WASHINGTON • The threat of a US government shutdown this weekend appears to have receded after President Donald Trump backed away from a demand that Congress include funding for his planned border wall with Mexico in a short- term spending Bill.
But even if the fight over wall funding is over, Republicans and Democrats still have difficult issues to resolve as they face tomorrow night's deadline when existing money expires for many federal agencies.
Some lawmakers said they would need to pass a short-term extension of current spending, possibly of one week's duration, in order to finish negotiating longer-term legislation for funding the government through the end of September. But on Tuesday night, some leading Republicans and Democrats in the House and Senate expressed optimism that Congress could pass the longer-term Bill and avoid having to rely on another temporary extension of last year's funding levels.
"We're really close," said Republican Representative Mario Diaz- Balart, a senior member of the House Appropriations Committee.
If no spending measure is in place before 12:01am on Saturday, government funds will halt and hundreds of thousands of federal employees will be temporarily laid off.
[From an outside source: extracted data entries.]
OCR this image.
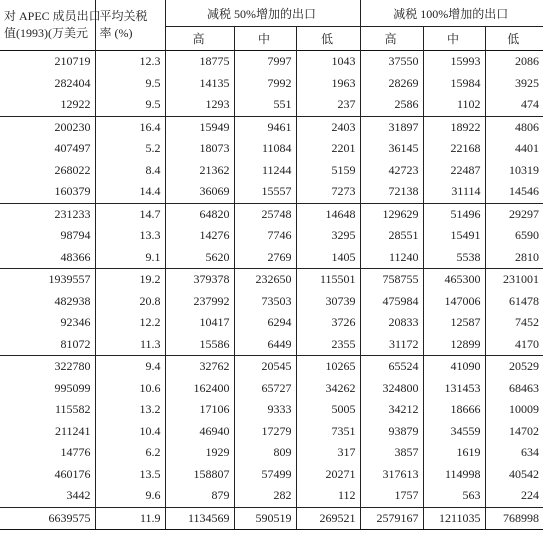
对 APEC 成员出口
值(1993)(万美元	平均关税
率 (%)	减税 50%增加的出口			减税 100%增加的出口		
		高	中	低	高	中	低
210719	12.3	18775	7997	1043	37550	15993	2086
282404	9.5	14135	7992	1963	28269	15984	3925
12922	9.5	1293	551	237	2586	1102	474
200230	16.4	15949	9461	2403	31897	18922	4806
407497	5.2	18073	11084	2201	36145	22168	4401
268022	8.4	21362	11244	5159	42723	22487	10319
160379	14.4	36069	15557	7273	72138	31114	14546
231233	14.7	64820	25748	14648	129629	51496	29297
98794	13.3	14276	7746	3295	28551	15491	6590
48366	9.1	5620	2769	1405	11240	5538	2810
1939557	19.2	379378	232650	115501	758755	465300	231001
482938	20.8	237992	73503	30739	475984	147006	61478
92346	12.2	10417	6294	3726	20833	12587	7452
81072	11.3	15586	6449	2355	31172	12899	4170
322780	9.4	32762	20545	10265	65524	41090	20529
995099	10.6	162400	65727	34262	324800	131453	68463
115582	13.2	17106	9333	5005	34212	18666	10009
211241	10.4	46940	17279	7351	93879	34559	14702
14776	6.2	1929	809	317	3857	1619	634
460176	13.5	158807	57499	20271	317613	114998	40542
3442	9.6	879	282	112	1757	563	224
6639575	11.9	1134569	590519	269521	2579167	1211035	768998
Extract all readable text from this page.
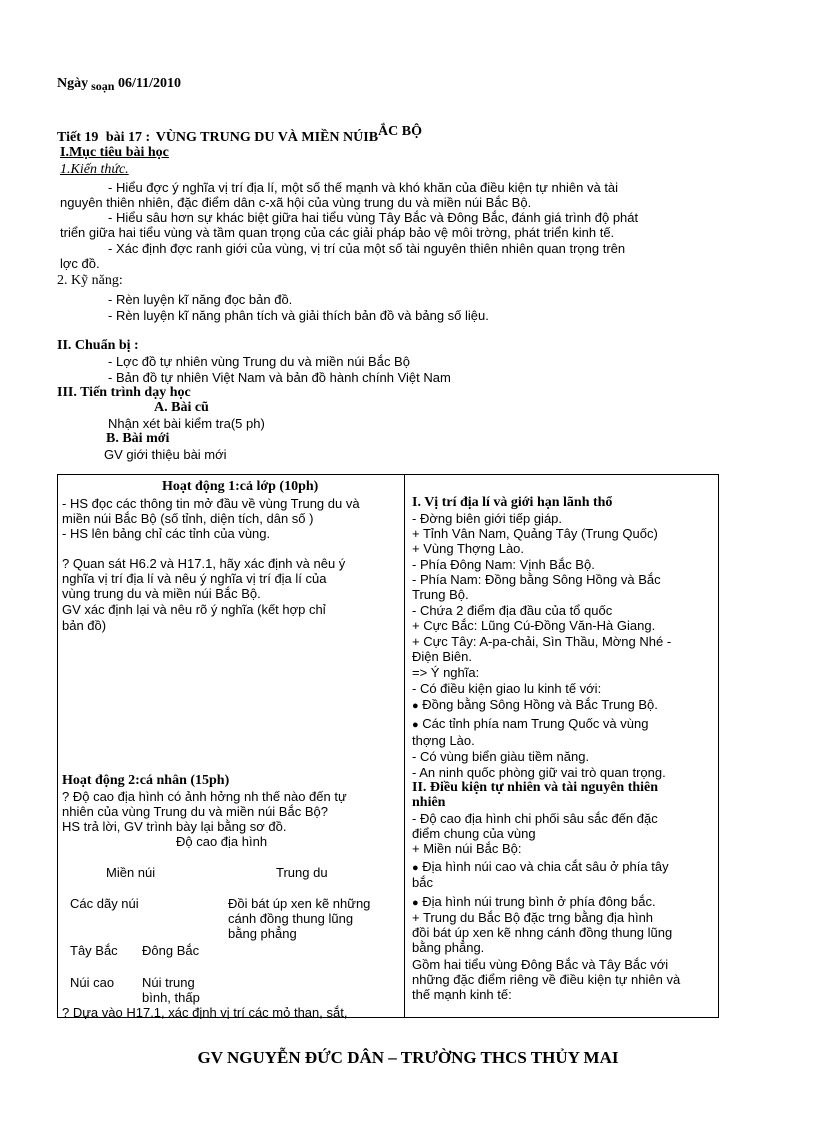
Ngày soạn 06/11/2010
Tiết 19 bài 17 : VÙNG TRUNG DU VÀ MIỀN NÚIBẮC BỘ
I.Mục tiêu bài học
1.Kiến thức.
- Hiểu đợc ý nghĩa vị trí địa lí, một số thế mạnh và khó khăn của điều kiện tự nhiên và tài
nguyên thiên nhiên, đặc điểm dân c-xã hội của vùng trung du và miền núi Bắc Bộ.
- Hiểu sâu hơn sự khác biệt giữa hai tiểu vùng Tây Bắc và Đông Bắc, đánh giá trình độ phát
triển giữa hai tiểu vùng và tầm quan trọng của các giải pháp bảo vệ môi trờng, phát triển kinh tế.
- Xác định đợc ranh giới của vùng, vị trí của một số tài nguyên thiên nhiên quan trọng trên
lợc đồ.
2. Kỹ năng:
- Rèn luyện kĩ năng đọc bản đồ.
- Rèn luyện kĩ năng phân tích và giải thích bản đồ và bảng số liệu.
II. Chuẩn bị :
- Lợc đồ tự nhiên vùng Trung du và miền núi Bắc Bộ
- Bản đồ tự nhiên Việt Nam và bản đồ hành chính Việt Nam
III. Tiến trình dạy học
A. Bài cũ
Nhận xét bài kiểm tra(5 ph)
B. Bài mới
GV giới thiệu bài mới
Hoạt động 1:cả lớp (10ph)
- HS đọc các thông tin mở đầu về vùng Trung du và
miền núi Bắc Bộ (số tỉnh, diện tích, dân số )
- HS lên bảng chỉ các tỉnh của vùng.
? Quan sát H6.2 và H17.1, hãy xác định và nêu ý
nghĩa vị trí địa lí và nêu ý nghĩa vị trí địa lí của
vùng trung du và miền núi Bắc Bộ.
GV xác định lại và nêu rõ ý nghĩa (kết hợp chỉ
bản đồ)
Hoạt động 2:cá nhân (15ph)
? Độ cao địa hình có ảnh hởng nh thế nào đến tự
nhiên của vùng Trung du và miền núi Bắc Bộ?
HS trả lời, GV trình bày lại bằng sơ đồ.
Độ cao địa hình
Miền núi	Trung du
Các dãy núi	Đồi bát úp xen kẽ những
cánh đồng thung lũng
bằng phẳng
Tây Bắc Đông Bắc
Núi cao Núi trung
bình, thấp
? Dựa vào H17.1, xác định vị trí các mỏ than, sắt,
I. Vị trí địa lí và giới hạn lãnh thổ
- Đờng biên giới tiếp giáp.
+ Tỉnh Vân Nam, Quảng Tây (Trung Quốc)
+ Vùng Thợng Lào.
- Phía Đông Nam: Vịnh Bắc Bộ.
- Phía Nam: Đồng bằng Sông Hồng và Bắc
Trung Bộ.
- Chứa 2 điểm địa đầu của tổ quốc
+ Cực Bắc: Lũng Cú-Đồng Văn-Hà Giang.
+ Cực Tây: A-pa-chải, Sìn Thầu, Mờng Nhé -
Điện Biên.
=> Ý nghĩa:
- Có điều kiện giao lu kinh tế với:
● Đồng bằng Sông Hồng và Bắc Trung Bộ.
● Các tỉnh phía nam Trung Quốc và vùng
thợng Lào.
- Có vùng biển giàu tiềm năng.
- An ninh quốc phòng giữ vai trò quan trọng.
II. Điều kiện tự nhiên và tài nguyên thiên
nhiên
- Độ cao địa hình chi phối sâu sắc đến đặc
điểm chung của vùng
+ Miền núi Bắc Bộ:
● Địa hình núi cao và chia cắt sâu ở phía tây
bắc
● Địa hình núi trung bình ở phía đông bắc.
+ Trung du Bắc Bộ đặc trng bằng địa hình
đồi bát úp xen kẽ nhng cánh đồng thung lũng
bằng phẳng.
Gồm hai tiểu vùng Đông Bắc và Tây Bắc với
những đặc điểm riêng về điều kiện tự nhiên và
thế mạnh kinh tế:
GV NGUYỄN ĐỨC DÂN – TRƯỜNG THCS THỦY MAI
Mr Trump removed a crucial sticking point when he said on Monday that he may wait until Republicans begin drafting the budget blueprint for the fiscal year starting Oct 1 to seek funding for the wall, a signature election pledge.
Passing the Bill needs some Democrat votes in the Senate, although Democratic leaders had said they would not support a Bill that included funds for the wall.
If no spending measure covering April 29 to Sept 30 is in place before 12:01am on Saturday, government funds will halt and hundreds of thousands of federal employees will be temporarily laid off.
Mr Trump had run the risk of being blamed by Democrats for a shutdown, which would start on his 100th day in office.